Ia terus mendukung dakwah Nabi hingga sepuluh tahun kemudian dengan semua harta kekayaan dan kekuatan yang ia miliki. Meskipun ia harus menderita setelahnya, menerima label sosial, kehilangan harta, diboikot, hingga kelaparan ekstrem, rasa hormat Khadijah kepada suaminya tidak pernah berkurang setitik pun.
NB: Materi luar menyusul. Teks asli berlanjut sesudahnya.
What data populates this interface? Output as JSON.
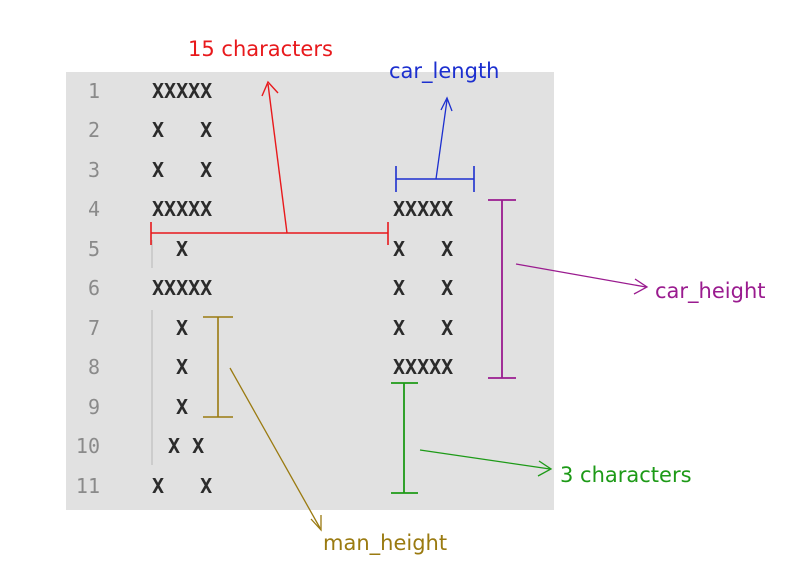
{
  "editor": {
    "lines": [
      {
        "num": "1",
        "text": "XXXXX"
      },
      {
        "num": "2",
        "text": "X   X"
      },
      {
        "num": "3",
        "text": "X   X"
      },
      {
        "num": "4",
        "text": "XXXXX",
        "car": "XXXXX"
      },
      {
        "num": "5",
        "text": " X",
        "car": "X   X"
      },
      {
        "num": "6",
        "text": "XXXXX",
        "car": "X   X"
      },
      {
        "num": "7",
        "text": " X",
        "car": "X   X"
      },
      {
        "num": "8",
        "text": " X",
        "car": "XXXXX"
      },
      {
        "num": "9",
        "text": " X"
      },
      {
        "num": "10",
        "text": "X X"
      },
      {
        "num": "11",
        "text": "X   X"
      }
    ]
  },
  "annotations": {
    "chars15": {
      "text": "15 characters",
      "color": "#e8191c"
    },
    "car_length": {
      "text": "car_length",
      "color": "#1c2fcf"
    },
    "car_height": {
      "text": "car_height",
      "color": "#9a1b8f"
    },
    "chars3": {
      "text": "3 characters",
      "color": "#1d9a17"
    },
    "man_height": {
      "text": "man_height",
      "color": "#9a7a10"
    }
  }
}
Dia justru menjadi pilar kekuatan utama bagi Nabi hingga wafatnya.

Cinta Nabi Padanya

Bagi Nabi, Khadijah tak pernah tergantikan dan tak ada yang bisa menggantikannya. Tahun wafatnya disebut dalam sejarah sebagai amul huzni (tahun kesedihan) yang menggambarkan betapa sedihnya Baginda Nabi.

Bahkan, Nabi senantiasa menyebut-menyebutnya sesudah tiadanya. Hingga suatu hari, ibunda kita Aisyah radhiallahu ‘anha tak sanggup menahan cemburunya dan berkata, “Bukankah Khadijah itu hanya seorang perempuan tua yang kedua sudut mulutnya berwarna merah dan Allah telah memberimu ganti yang lebih baik?”

Sontak Rasulullah marah mendengarnya, hingga raut wajah beliau memerah. Lantas, beliau berkata pada Ibunda Aisyah, “Tidak, demi Allah aku tidak diberi ganti yang lebih baik daripada Khadijah. Ia beriman padaku ketika yang lain ingkar, ia membenarkanku ketika semua orang mendustakanku, ia melimpahkan hartanya padaku ketika semua menyembunyikan tangan, dan darinya Allah memberiku keturunan ketika dari istriku yang lain tidak.”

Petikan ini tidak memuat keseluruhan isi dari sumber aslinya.